Doc Told Me I’m Diabetic – Bummer – Now What?
Fat is burned by exercise. Stored fat in the body causes you to feel more fatigued and makes you less apt to work to rid yourself of excess weight. Even if you eat moderately, but feel you don’t have the energy to a little bit of exercise, you are likely to continue to keep those extra pounds. Don’t think that you have to exercise at the gym for 3 hours a day, four or five times a week to lose some of that weight. It’s gradual exercise that is the best for you to get started with. Break that cycle of fatigue and weight by starting a little bit at a time.
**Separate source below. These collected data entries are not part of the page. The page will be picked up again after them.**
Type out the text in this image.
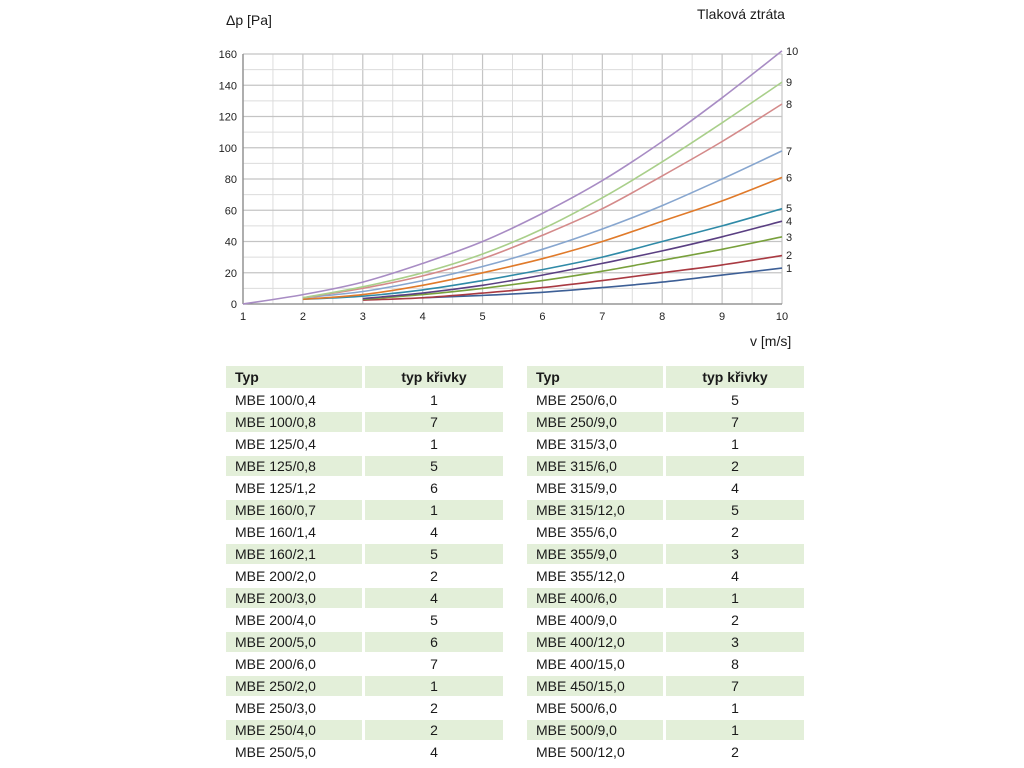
Δp [Pa]	Tlaková ztráta
0
20
40
60
80
100
120
140
160
1	2	3	4	5	6	7	8	9	10
1
2
3
4
5
6
7
8
9
10
v [m/s]
Typ		typ křivky
MBE 100/0,4		1
MBE 100/0,8		7
MBE 125/0,4		1
MBE 125/0,8		5
MBE 125/1,2		6
MBE 160/0,7		1
MBE 160/1,4		4
MBE 160/2,1		5
MBE 200/2,0		2
MBE 200/3,0		4
MBE 200/4,0		5
MBE 200/5,0		6
MBE 200/6,0		7
MBE 250/2,0		1
MBE 250/3,0		2
MBE 250/4,0		2
MBE 250/5,0		4
Typ		typ křivky
MBE 250/6,0		5
MBE 250/9,0		7
MBE 315/3,0		1
MBE 315/6,0		2
MBE 315/9,0		4
MBE 315/12,0		5
MBE 355/6,0		2
MBE 355/9,0		3
MBE 355/12,0		4
MBE 400/6,0		1
MBE 400/9,0		2
MBE 400/12,0		3
MBE 400/15,0		8
MBE 450/15,0		7
MBE 500/6,0		1
MBE 500/9,0		1
MBE 500/12,0		2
Eating well balanced meals does two things for you. You can become healthier and lose some weight in the process. Well, that is if you eat fewer calories than you expend with the exercise. For example a large person can eat 2000 calories and exercise enough to use 2400 calories and the end result is inevitable . . . weight loss.
There are two schools of thought about vegetables. One supports the benefit of more enzymes in raw vegetables. The other raves about the extra flavor you can add even though you lose some of the beneficial enzymes in the cooking process. Raw fruits and vegetables provide more enzymes and fewer calories. Those vegetables that provide extra fiber in your diet also help you feel full without eating a lot of extra calories.
Freshly squeezed juices are much better than store bought. The processing procedure to package juices kills not only the bad bacteria, but a lot of the good elements we receive from juices. The solution to this problem is to use a blender at home and prepare your own juices (preferably without adding extra sugar). You need to develop a taste for certain juices such as pomegranate or guava, but when you can make your own, it is much better for you. Check the sugar content of fruits before making your juice. Some are naturally high in sugar and you may want to stay away from those. Try some guava or red grapes. Those both are great for controlling blood sugar.
Doctors say we are an obese society. (My wife types doctors’ notes. I remember when she was typing a report the doctor noted a person being obese and she said, “He better NOT say that about me when I go in!”). Well, it’s true. Fast food restaurants pour on the fat and the sugar and then want to know if we want to “super-size” it. YOUR objective is to balance the things you eat.
A lot of vegetables are rich in fiber that helps clean fats and blood glucose from your body. This helps you lower blood sugar levels. A lot of people eat salads (frequently) to maintain their diabetic diets. The real confusing part of this plan is that salad dressings many times contain mayonnaise and sugars to improve flavor. While the flavor is improved, the sugar level of the salad skyrockets to concerning levels. The main thing to consider here is either low calorie salad dresings or moderation. Moderation can be used as a control factor.
While the pancreas produces insulin to regulate the sugar level in the blood, one of it’s main purposes is to produce enzymes to help with digestion. Over time, it loses the ability to function properly in most people. Then come the problems associated with diabetes. Our job at that point is to help the body digest foods and regulate sugar levels. We may add acidophilus to help digestion. Then we regulate the diet to reduce the need for insulin production.
Four fat-fighting compounds are calcium, fiber, omega-3s and vitamin D. These things will help you in your search for good nutrition. Calcium is generally found in milk and cheeses, but remember to use fat-free or a soy milk product. Fiber is found in whole grain products, fruits and vegetables. Think bran, grapefruits and salads. Omega-3s are a product of walnuts, flax seed and fish. Finally, vitamin D can be found in dairy products, fish (tuna, salmon and sardines) and eggs.